Her tendency to go the extra mile stems from a few factors. First of all, she’s a CPS graduate herself, having attended Sutherland Elementary in Beverly. Second, she’s a proud product of the CPS Teacher Residency Program. And, third, her career path has taken a few twists and turns—from working in behavioral therapy with kids with autism to helping the District’s pre-k recruitment efforts—that have made her first two years as a teacher at McDowell Elementary especially meaningful.
“When I was growing up, a lot of my teachers were older, so I felt like I was at the right point in my career to be able to change the narrative,” she said. “Having a behind-the-scenes role with pre-k students and families made me want to have a classroom of my own.”
Because of the COVID-19 pandemic, Ms. Henderson’s year in the Teacher Residency Program was entirely remote. She mastered using educational videos and other digital resources to keep her students engaged. Even today, she describes her teaching style as “blended,” a mix of traditional instruction and technology. This approach worked well during her first year of teaching. To build on it this year, her goal is to make her teaching more student-centered. And that starts with student choice.
“To use spelling as an example, I need all my students to learn their spelling words, but how they learn them can be up to them,” she said. “They could write their words with crayons or markers. They could build them with magnetic letters or Play-Doh. Even with homework, I promote their agency by giving them different ways to get their work done.”
Her students also often have opportunities to talk with each other and move around the classrooms through activities like centers, which, once again, give them control over their learning in a fun and engaging way. But Ms. Henderson knows that the positive effects of her teaching style will only go so far without the full support of her parents.
That’s why she sends out a weekly newsletter to her parents and takes advantage of the small windows of time when she can talk with them while students arrive at school or are dismissed. But she wants to take things a step further. One of the professional goals that she has discussed with McDowell Principal Dr. Jo Easterling-Hood is connecting parent involvement and accountability to student success.
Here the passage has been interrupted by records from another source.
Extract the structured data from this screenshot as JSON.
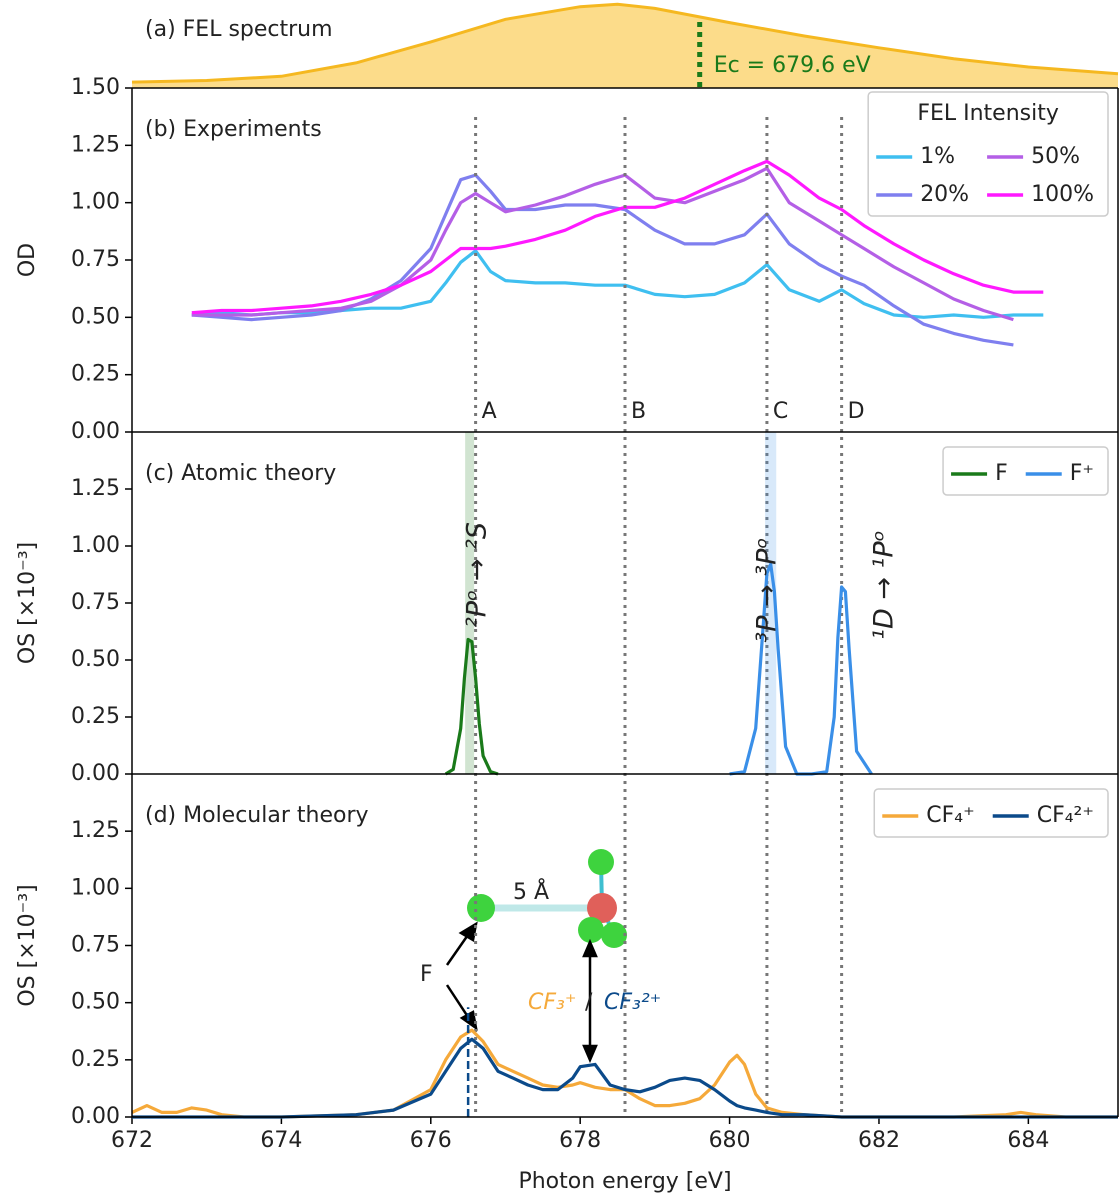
{
  "chart_data": [
    {
      "type": "area",
      "title": "(a) FEL spectrum",
      "color": "#f5b820",
      "fill": "#fcdc8a",
      "x": [
        672,
        673,
        674,
        675,
        676,
        677,
        678,
        678.5,
        679,
        680,
        681,
        682,
        683,
        684,
        685.2
      ],
      "values": [
        0.07,
        0.09,
        0.14,
        0.3,
        0.55,
        0.82,
        0.97,
        1.0,
        0.95,
        0.78,
        0.62,
        0.48,
        0.35,
        0.25,
        0.17
      ],
      "xlim": [
        672,
        685.2
      ],
      "ylim": [
        0,
        1.05
      ],
      "annotation": {
        "x": 679.6,
        "text": "Ec = 679.6 eV",
        "color": "#1a7a1a"
      }
    },
    {
      "type": "line",
      "title": "(b) Experiments",
      "ylabel": "OD",
      "x": [
        672.8,
        673.2,
        673.6,
        674.0,
        674.4,
        674.8,
        675.2,
        675.6,
        676.0,
        676.2,
        676.4,
        676.6,
        676.8,
        677.0,
        677.4,
        677.8,
        678.2,
        678.6,
        679.0,
        679.4,
        679.8,
        680.2,
        680.5,
        680.8,
        681.2,
        681.5,
        681.8,
        682.2,
        682.6,
        683.0,
        683.4,
        683.8,
        684.2
      ],
      "series": [
        {
          "name": "1%",
          "color": "#3fbff0",
          "values": [
            0.51,
            0.52,
            0.51,
            0.52,
            0.52,
            0.53,
            0.54,
            0.54,
            0.57,
            0.65,
            0.74,
            0.79,
            0.7,
            0.66,
            0.65,
            0.65,
            0.64,
            0.64,
            0.6,
            0.59,
            0.6,
            0.65,
            0.73,
            0.62,
            0.57,
            0.62,
            0.56,
            0.51,
            0.5,
            0.51,
            0.5,
            0.51,
            0.51
          ]
        },
        {
          "name": "20%",
          "color": "#7f7fef",
          "values": [
            0.51,
            0.5,
            0.49,
            0.5,
            0.51,
            0.53,
            0.58,
            0.66,
            0.8,
            0.95,
            1.1,
            1.12,
            1.05,
            0.97,
            0.97,
            0.99,
            0.99,
            0.97,
            0.88,
            0.82,
            0.82,
            0.86,
            0.95,
            0.82,
            0.73,
            0.68,
            0.64,
            0.55,
            0.47,
            0.43,
            0.4,
            0.38,
            null
          ]
        },
        {
          "name": "50%",
          "color": "#b45fe6",
          "values": [
            0.51,
            0.51,
            0.51,
            0.52,
            0.53,
            0.54,
            0.57,
            0.64,
            0.75,
            0.88,
            1.0,
            1.04,
            1.0,
            0.96,
            0.99,
            1.03,
            1.08,
            1.12,
            1.02,
            1.0,
            1.05,
            1.1,
            1.15,
            1.0,
            0.92,
            0.86,
            0.8,
            0.72,
            0.65,
            0.58,
            0.53,
            0.49,
            null
          ]
        },
        {
          "name": "100%",
          "color": "#ff19ff",
          "values": [
            0.52,
            0.53,
            0.53,
            0.54,
            0.55,
            0.57,
            0.6,
            0.64,
            0.7,
            0.75,
            0.8,
            0.8,
            0.8,
            0.81,
            0.84,
            0.88,
            0.94,
            0.98,
            0.98,
            1.02,
            1.08,
            1.14,
            1.18,
            1.12,
            1.02,
            0.97,
            0.9,
            0.82,
            0.75,
            0.69,
            0.64,
            0.61,
            0.61
          ]
        }
      ],
      "xlim": [
        672,
        685.2
      ],
      "ylim": [
        0,
        1.5
      ],
      "yticks": [
        {
          "value": 0,
          "label": "0.00"
        },
        0.25,
        {
          "value": 0.5,
          "label": "0.50"
        },
        0.75,
        {
          "value": 1,
          "label": "1.00"
        },
        1.25,
        {
          "value": 1.5,
          "label": "1.50"
        }
      ],
      "legend": "upper right",
      "legend_title": "FEL Intensity",
      "legend_columns": 2,
      "reference_lines": {
        "x": [
          676.6,
          678.6,
          680.5,
          681.5
        ],
        "labels": [
          "A",
          "B",
          "C",
          "D"
        ],
        "color": "#777777"
      }
    },
    {
      "type": "line",
      "title": "(c) Atomic theory",
      "ylabel": "OS [×10⁻³]",
      "series": [
        {
          "name": "F",
          "color": "#1a7a1a",
          "x": [
            676.2,
            676.3,
            676.4,
            676.45,
            676.5,
            676.55,
            676.6,
            676.65,
            676.7,
            676.8,
            676.9
          ],
          "values": [
            0,
            0.02,
            0.2,
            0.42,
            0.59,
            0.58,
            0.42,
            0.22,
            0.08,
            0.01,
            0
          ]
        },
        {
          "name": "F⁺",
          "color": "#3a8fe8",
          "x": [
            680.0,
            680.2,
            680.35,
            680.45,
            680.5,
            680.55,
            680.6,
            680.65,
            680.75,
            680.9,
            681.1,
            681.3,
            681.4,
            681.45,
            681.5,
            681.55,
            681.6,
            681.7,
            681.9
          ],
          "values": [
            0,
            0.01,
            0.2,
            0.65,
            0.88,
            0.92,
            0.8,
            0.55,
            0.12,
            0,
            0,
            0.01,
            0.25,
            0.6,
            0.82,
            0.8,
            0.55,
            0.1,
            0
          ]
        }
      ],
      "bands": [
        {
          "x": 676.52,
          "width": 0.12,
          "color": "#1a7a1a"
        },
        {
          "x": 680.55,
          "width": 0.15,
          "color": "#3a8fe8"
        }
      ],
      "annotations": [
        "²Pᵒ → ²S",
        "³P → ³Pᵒ",
        "¹D → ¹Pᵒ"
      ],
      "xlim": [
        672,
        685.2
      ],
      "ylim": [
        0,
        1.5
      ],
      "yticks": [
        {
          "value": 0,
          "label": "0.00"
        },
        0.25,
        {
          "value": 0.5,
          "label": "0.50"
        },
        0.75,
        {
          "value": 1,
          "label": "1.00"
        },
        1.25
      ],
      "legend": "upper right",
      "legend_columns": 2
    },
    {
      "type": "line",
      "title": "(d) Molecular theory",
      "ylabel": "OS [×10⁻³]",
      "xlabel": "Photon energy [eV]",
      "x": [
        672,
        672.2,
        672.4,
        672.6,
        672.8,
        673,
        673.2,
        673.5,
        674,
        675,
        675.5,
        676,
        676.2,
        676.4,
        676.55,
        676.7,
        676.9,
        677.1,
        677.3,
        677.5,
        677.7,
        677.9,
        678,
        678.2,
        678.4,
        678.6,
        678.8,
        679,
        679.2,
        679.4,
        679.6,
        679.8,
        680,
        680.1,
        680.2,
        680.35,
        680.5,
        680.7,
        681,
        681.5,
        682,
        683,
        683.7,
        683.9,
        684.1,
        684.5,
        685.2
      ],
      "series": [
        {
          "name": "CF₄⁺",
          "color": "#f5a93a",
          "values": [
            0.02,
            0.05,
            0.02,
            0.02,
            0.04,
            0.03,
            0.01,
            0,
            0,
            0.01,
            0.03,
            0.12,
            0.25,
            0.35,
            0.38,
            0.33,
            0.23,
            0.2,
            0.17,
            0.14,
            0.13,
            0.14,
            0.15,
            0.13,
            0.12,
            0.12,
            0.08,
            0.05,
            0.05,
            0.06,
            0.08,
            0.14,
            0.24,
            0.27,
            0.23,
            0.1,
            0.04,
            0.02,
            0.01,
            0,
            0,
            0,
            0.01,
            0.02,
            0.01,
            0,
            0
          ]
        },
        {
          "name": "CF₄²⁺",
          "color": "#0b4a8a",
          "values": [
            0,
            0,
            0,
            0,
            0,
            0,
            0,
            0,
            0,
            0.01,
            0.03,
            0.1,
            0.2,
            0.3,
            0.34,
            0.3,
            0.2,
            0.17,
            0.14,
            0.12,
            0.12,
            0.17,
            0.22,
            0.23,
            0.14,
            0.12,
            0.11,
            0.13,
            0.16,
            0.17,
            0.16,
            0.12,
            0.07,
            0.05,
            0.04,
            0.03,
            0.02,
            0.01,
            0.01,
            0,
            0,
            0,
            0,
            0,
            0,
            0,
            0
          ]
        }
      ],
      "dashed_line": {
        "x": 676.5,
        "ymax": 0.48,
        "color": "#0b4a8a"
      },
      "annotations": [
        "F",
        "5 Å",
        "CF₃⁺",
        "/",
        "CF₃²⁺"
      ],
      "xlim": [
        672,
        685.2
      ],
      "ylim": [
        0,
        1.5
      ],
      "yticks": [
        {
          "value": 0,
          "label": "0.00"
        },
        0.25,
        {
          "value": 0.5,
          "label": "0.50"
        },
        0.75,
        {
          "value": 1,
          "label": "1.00"
        },
        1.25
      ],
      "xticks": [
        672,
        674,
        676,
        678,
        680,
        682,
        684
      ],
      "legend": "upper right",
      "legend_columns": 2
    }
  ]
}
“I would love to see the District create some parent trainings to help parents reinforce what I’m teaching in my classroom at home,” she said. “I feel like some parents think that they don’t know how to teach their students how to read or how to help them learn certain skills, but I want them to know that they can.”
This year is all about growth for Ms. Henderson. Of course, she wants her students to grow academically, especially those who are missing foundational skills because of the COVID-19 pandemic. She also wants her students to grow their social skills, communication skills, and self-regulation skills by learning how to work in a group and listen to their peers’ ideas.
She also wants to grow as a teacher. She’s focused on providing research-based instruction and using data to inform small group learning and the differentiated strategies and activities that meet students where they are. For example, her students love digital programs like Raz-Kids for reading and learning vocabulary because they are tailored to their level and give them choices on how to approach their learning.
“I always tell my students that we’re all in the classroom growing together,” she said. “A lot of students are behind because of the pandemic, but I don’t want them to feel frustrated or lost if they are below grade level. What we are aiming for is growth.”
Ms. Henderson has a lot of tools to choose from to spur student growth, and she recently added two more tools of her own. While teaching, she earned her master’s degree in early childhood education and her education specialist degree in advanced curriculum and instruction.